Une éventuelle privation de l'accès aux eaux britanniques à cause du Brexit fait grimper la tension entre pêcheurs français et britanniques. Mais aussi pourrait gagner les Français entre eux, qui devraient se partager la ressource halieutique.
On a bien sûr beaucoup parlé du Brexit, qui créé toujours autant de tensions entre pêcheurs français et britanniques, aux assises de la pêche qui se tenaient à Granville, dans la Manche.
A l'issue d'une table-ronde qui les clôturaient, la patronne de l'Armement Cherbourgeois estimait qu'"il faut vraiment qu'on alerte les services de l'Etat sur ce qui se passe en mer".
A savoir des tensions, certes moins fortes que lors de la saison de la coquille, où les accrochages se sont multipliés, mais toutefois quotidiennes dans les eaux britanniques.
Elle a décrit "depuis mi-août une tension énorme entre Britanniques et Français" et "un renforcement des contrôles quasi-quotidien des autorités britanniques".
"Samedi dernier, à 21 milles des côtes anglaises", lors d'un contrôle décrit comme interminable, "on s'est retrouvé avec 15 bateaux (anglais) autour des nôtres et ils disaient: +on va faire pareil que ce que les Français nous ont fait l'année dernière+", pendant la guerre de la coquille Saint-Jacques", a raconté Emmanuelle Leroy.
Reports de pêche
Le ministre de l'Agriculture François Guillaume a d'ailleurs appelé, lors de sa venue, à la solidarité entre pays de l'UE susceptibles d'être affectés, mais également entre pêcheurs français. Il a par ailleurs estimé qu'il n'y avait "aucune raison" que les pêcheurs français ne puissent plus pêcher dans les eaux britanniques, même en cas de Brexit dur.
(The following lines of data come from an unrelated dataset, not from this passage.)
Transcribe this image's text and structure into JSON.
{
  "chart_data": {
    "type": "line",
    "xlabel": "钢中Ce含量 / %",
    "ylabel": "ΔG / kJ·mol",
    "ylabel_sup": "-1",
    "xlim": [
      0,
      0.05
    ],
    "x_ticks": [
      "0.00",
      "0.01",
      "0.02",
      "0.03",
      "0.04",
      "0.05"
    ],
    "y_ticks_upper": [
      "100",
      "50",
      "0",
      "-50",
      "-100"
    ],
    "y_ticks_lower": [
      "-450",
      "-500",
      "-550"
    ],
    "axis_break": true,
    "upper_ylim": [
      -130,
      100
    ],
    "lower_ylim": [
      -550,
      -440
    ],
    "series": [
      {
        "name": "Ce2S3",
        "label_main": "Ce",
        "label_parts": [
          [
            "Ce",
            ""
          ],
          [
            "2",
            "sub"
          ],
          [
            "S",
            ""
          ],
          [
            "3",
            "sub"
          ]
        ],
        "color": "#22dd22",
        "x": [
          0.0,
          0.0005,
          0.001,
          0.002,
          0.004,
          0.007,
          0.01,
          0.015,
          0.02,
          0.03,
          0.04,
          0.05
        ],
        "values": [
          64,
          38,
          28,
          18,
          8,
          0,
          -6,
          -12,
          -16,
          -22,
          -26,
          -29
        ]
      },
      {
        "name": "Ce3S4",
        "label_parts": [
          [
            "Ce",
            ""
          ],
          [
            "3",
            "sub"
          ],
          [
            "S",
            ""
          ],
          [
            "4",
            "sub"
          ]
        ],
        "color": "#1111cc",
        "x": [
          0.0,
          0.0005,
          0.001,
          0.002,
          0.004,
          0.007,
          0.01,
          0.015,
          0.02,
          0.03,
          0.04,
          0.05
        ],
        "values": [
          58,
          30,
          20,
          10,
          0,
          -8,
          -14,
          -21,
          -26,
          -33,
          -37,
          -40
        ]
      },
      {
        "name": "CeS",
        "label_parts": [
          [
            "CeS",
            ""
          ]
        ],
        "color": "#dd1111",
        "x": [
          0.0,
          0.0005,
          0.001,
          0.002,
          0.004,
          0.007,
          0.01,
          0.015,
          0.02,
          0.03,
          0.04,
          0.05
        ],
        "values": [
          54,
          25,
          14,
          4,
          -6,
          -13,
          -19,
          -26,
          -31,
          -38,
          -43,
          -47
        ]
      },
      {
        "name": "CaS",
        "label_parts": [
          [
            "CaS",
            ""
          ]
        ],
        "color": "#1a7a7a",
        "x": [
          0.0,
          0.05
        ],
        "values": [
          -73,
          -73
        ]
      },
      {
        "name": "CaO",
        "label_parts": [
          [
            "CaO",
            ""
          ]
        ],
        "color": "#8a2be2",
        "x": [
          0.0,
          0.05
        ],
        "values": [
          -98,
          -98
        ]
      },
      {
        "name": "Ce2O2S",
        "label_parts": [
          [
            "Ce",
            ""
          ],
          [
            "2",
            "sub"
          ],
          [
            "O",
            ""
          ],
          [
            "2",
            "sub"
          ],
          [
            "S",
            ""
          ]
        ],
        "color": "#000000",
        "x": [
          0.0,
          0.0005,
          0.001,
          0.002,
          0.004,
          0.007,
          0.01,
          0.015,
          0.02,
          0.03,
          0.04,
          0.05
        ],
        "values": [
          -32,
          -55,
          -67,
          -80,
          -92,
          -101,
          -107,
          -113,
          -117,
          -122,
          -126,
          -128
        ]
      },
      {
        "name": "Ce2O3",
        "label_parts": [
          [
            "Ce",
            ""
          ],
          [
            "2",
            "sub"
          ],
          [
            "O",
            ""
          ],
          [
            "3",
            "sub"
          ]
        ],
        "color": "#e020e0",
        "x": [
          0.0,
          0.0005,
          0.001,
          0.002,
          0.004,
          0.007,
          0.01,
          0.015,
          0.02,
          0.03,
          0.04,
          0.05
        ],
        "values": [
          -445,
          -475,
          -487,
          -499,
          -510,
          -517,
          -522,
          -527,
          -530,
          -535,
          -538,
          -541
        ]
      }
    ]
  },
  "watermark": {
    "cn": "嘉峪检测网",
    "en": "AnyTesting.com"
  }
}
Car pour un armement comme celui d'Emmanuelle Leroy, leaux britanniques représentent 70% des captures réalisées.
"De Boulogne à la Bretagne, on va tous être impacté, donc on va tous être sur les dents, donc forcément il va y avoir des conflits entre pêcheurs, entre pêche côtière, entre fileyeurs, entre chalutiers hauturiers qui vont venir plus vers la côte", a-t-elle estimé.
"La difficulté, c'est de quantifier ces reports" de pêche dans les eaux britanniques, a relevé pour sa part Hubert Carré, directeur général du comité national des pêches. "La décision de report appartient à chaque chef d'entreprise", qui peut également choisir un arrêt temporaire de sa flotte, indemnisé par des aides européennes.
Mais de nombreux armateurs rechignent à avoir recours à ce dispositif, de crainte de perdre des marchés.
"On est un certain nombre d'acteurs en région Pays de la Loire qui nous inquiétons de conflits potentiels de reports de pêche en Atlantique, et plus précisément dans le golfe de Gascogne", a indiqué une élue du conseil régional, interpellant les participants à la table ronde sur des conflits entre pêcheurs français ou entre ceux-ci et leurs voisins espagnols.
Car la France ne serait pas la seule à pâtir de la fin de l'accès aux eaux anglaises. Huit Etats membres de l'UE sont concernés.